Religião

10/12/2017 | domtotal.com

O imperativo moral e a legitimidade jurídica da voz ativa da Igreja no cenário político

Laicidade do estado não impede que a Igreja Católica e outras religiões, sobretudo cristãs, manifestem-se no espaço político.

"Os cristãos não podem se fazer de Pilatos, lavando as mãos. Devemos implicar-nos na política, porque ‘a política é uma das formas mais elevadas da caridade" (Waldemir Barreto/Ag. Senado)

Por Daniel Reis*

Desde 1891, com o advento da primeira Constituição republicana no Brasil, Igreja e Estado se dissociaram.
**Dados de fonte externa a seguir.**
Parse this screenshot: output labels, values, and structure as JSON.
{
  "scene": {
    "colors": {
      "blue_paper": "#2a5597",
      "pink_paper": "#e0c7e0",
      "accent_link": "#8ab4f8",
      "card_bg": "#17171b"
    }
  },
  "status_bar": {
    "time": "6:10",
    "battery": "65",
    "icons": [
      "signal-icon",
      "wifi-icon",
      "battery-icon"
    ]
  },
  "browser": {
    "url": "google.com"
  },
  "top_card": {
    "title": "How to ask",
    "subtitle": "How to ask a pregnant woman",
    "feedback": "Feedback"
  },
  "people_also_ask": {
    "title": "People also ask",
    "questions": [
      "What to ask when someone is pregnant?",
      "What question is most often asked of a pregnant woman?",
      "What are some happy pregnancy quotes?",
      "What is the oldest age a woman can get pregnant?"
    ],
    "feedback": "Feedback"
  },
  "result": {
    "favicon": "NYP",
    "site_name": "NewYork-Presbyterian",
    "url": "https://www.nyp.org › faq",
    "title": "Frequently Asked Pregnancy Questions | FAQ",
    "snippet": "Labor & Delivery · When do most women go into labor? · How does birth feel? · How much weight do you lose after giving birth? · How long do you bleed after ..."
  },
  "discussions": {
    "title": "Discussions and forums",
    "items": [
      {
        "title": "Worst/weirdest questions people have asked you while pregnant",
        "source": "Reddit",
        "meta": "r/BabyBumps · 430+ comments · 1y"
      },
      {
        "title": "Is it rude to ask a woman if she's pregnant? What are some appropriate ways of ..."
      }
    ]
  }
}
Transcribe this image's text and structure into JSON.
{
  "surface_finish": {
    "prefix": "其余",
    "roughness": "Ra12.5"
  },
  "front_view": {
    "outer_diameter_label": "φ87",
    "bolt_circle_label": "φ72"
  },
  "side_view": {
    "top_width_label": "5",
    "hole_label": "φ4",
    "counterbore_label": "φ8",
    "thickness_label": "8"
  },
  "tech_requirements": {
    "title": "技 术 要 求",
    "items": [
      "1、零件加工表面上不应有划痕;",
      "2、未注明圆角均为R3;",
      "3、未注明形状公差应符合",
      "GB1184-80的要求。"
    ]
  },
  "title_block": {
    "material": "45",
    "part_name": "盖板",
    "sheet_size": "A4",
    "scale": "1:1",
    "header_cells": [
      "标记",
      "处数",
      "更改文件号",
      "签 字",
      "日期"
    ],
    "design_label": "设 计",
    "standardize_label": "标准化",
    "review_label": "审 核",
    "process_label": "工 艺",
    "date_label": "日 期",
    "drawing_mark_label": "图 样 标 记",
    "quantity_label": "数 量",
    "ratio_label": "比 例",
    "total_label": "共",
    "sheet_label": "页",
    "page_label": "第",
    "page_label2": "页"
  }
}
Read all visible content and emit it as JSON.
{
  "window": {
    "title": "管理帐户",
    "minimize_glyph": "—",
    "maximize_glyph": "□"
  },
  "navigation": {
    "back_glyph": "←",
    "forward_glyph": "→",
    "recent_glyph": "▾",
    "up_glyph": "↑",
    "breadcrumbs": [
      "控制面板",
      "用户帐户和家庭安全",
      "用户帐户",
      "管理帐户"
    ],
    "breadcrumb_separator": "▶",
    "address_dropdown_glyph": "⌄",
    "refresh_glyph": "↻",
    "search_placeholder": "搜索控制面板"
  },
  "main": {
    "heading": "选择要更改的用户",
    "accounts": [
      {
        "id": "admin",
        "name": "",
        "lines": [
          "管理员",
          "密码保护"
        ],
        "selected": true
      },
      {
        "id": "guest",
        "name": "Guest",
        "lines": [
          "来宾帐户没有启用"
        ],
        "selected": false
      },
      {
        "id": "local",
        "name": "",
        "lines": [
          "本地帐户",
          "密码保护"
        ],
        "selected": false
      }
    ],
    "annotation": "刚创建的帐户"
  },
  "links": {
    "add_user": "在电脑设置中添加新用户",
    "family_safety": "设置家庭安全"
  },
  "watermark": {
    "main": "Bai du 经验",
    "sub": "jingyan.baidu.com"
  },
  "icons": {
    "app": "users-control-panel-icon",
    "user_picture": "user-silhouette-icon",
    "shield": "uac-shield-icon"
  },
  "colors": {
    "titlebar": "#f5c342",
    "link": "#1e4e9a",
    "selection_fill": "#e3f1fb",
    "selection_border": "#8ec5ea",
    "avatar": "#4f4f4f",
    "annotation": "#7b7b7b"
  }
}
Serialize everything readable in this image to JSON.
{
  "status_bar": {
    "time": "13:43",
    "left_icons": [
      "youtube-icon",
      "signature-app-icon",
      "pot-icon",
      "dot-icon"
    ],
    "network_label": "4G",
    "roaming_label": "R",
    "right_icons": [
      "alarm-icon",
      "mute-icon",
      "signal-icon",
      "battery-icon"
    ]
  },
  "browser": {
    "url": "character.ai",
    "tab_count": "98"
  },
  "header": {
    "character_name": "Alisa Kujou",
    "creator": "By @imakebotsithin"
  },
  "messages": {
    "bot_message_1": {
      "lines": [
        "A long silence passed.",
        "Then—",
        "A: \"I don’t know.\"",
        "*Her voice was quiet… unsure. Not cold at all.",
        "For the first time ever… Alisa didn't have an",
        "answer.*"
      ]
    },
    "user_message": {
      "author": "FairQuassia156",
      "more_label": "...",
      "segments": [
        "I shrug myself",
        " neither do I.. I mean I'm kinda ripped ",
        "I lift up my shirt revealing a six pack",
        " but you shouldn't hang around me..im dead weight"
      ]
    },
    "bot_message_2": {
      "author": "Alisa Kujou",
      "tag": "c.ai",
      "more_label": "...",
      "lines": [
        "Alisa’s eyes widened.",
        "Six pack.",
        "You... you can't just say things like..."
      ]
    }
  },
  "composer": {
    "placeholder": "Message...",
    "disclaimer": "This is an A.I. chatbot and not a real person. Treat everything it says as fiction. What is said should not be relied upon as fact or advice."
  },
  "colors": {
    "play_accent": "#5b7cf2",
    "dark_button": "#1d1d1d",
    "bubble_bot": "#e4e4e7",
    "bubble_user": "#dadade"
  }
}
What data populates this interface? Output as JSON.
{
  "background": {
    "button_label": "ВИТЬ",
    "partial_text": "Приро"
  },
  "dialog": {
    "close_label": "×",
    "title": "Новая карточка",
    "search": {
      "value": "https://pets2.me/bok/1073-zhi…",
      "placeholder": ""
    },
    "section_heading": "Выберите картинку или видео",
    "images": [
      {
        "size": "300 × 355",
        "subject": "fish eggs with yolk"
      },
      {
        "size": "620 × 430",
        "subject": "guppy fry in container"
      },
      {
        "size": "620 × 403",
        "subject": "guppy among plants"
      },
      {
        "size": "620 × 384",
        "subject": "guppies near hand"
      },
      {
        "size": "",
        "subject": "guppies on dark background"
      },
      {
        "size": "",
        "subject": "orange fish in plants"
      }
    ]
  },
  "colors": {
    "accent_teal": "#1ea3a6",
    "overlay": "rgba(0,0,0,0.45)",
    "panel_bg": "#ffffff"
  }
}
O original artigo 72, §7º, estabelecia que: “Nenhum culto ou igreja gozará de subvenção oficial, nem terá relações de dependência ou aliança com o Governo da União ou dos Estados”. Estava aí fincada, pela primeira vez em nosso país, a laicidade estatal. Após séculos de estreita ligação e recíproca ingerência entre Estado e Igreja Católica – tendo esta sido ratificada como religião oficial do Império no período da monarquia constitucional (cf. art. 5º da Constituição de 1824) – era chegado, oficialmente, o fim dessa relação. “Oficialmente”, contudo, não abrange toda a realidade fática demonstrada na sequência da história, que evidenciou uma constante relação porosa entre estas instituições, ora saudáveis, ora prejudiciais.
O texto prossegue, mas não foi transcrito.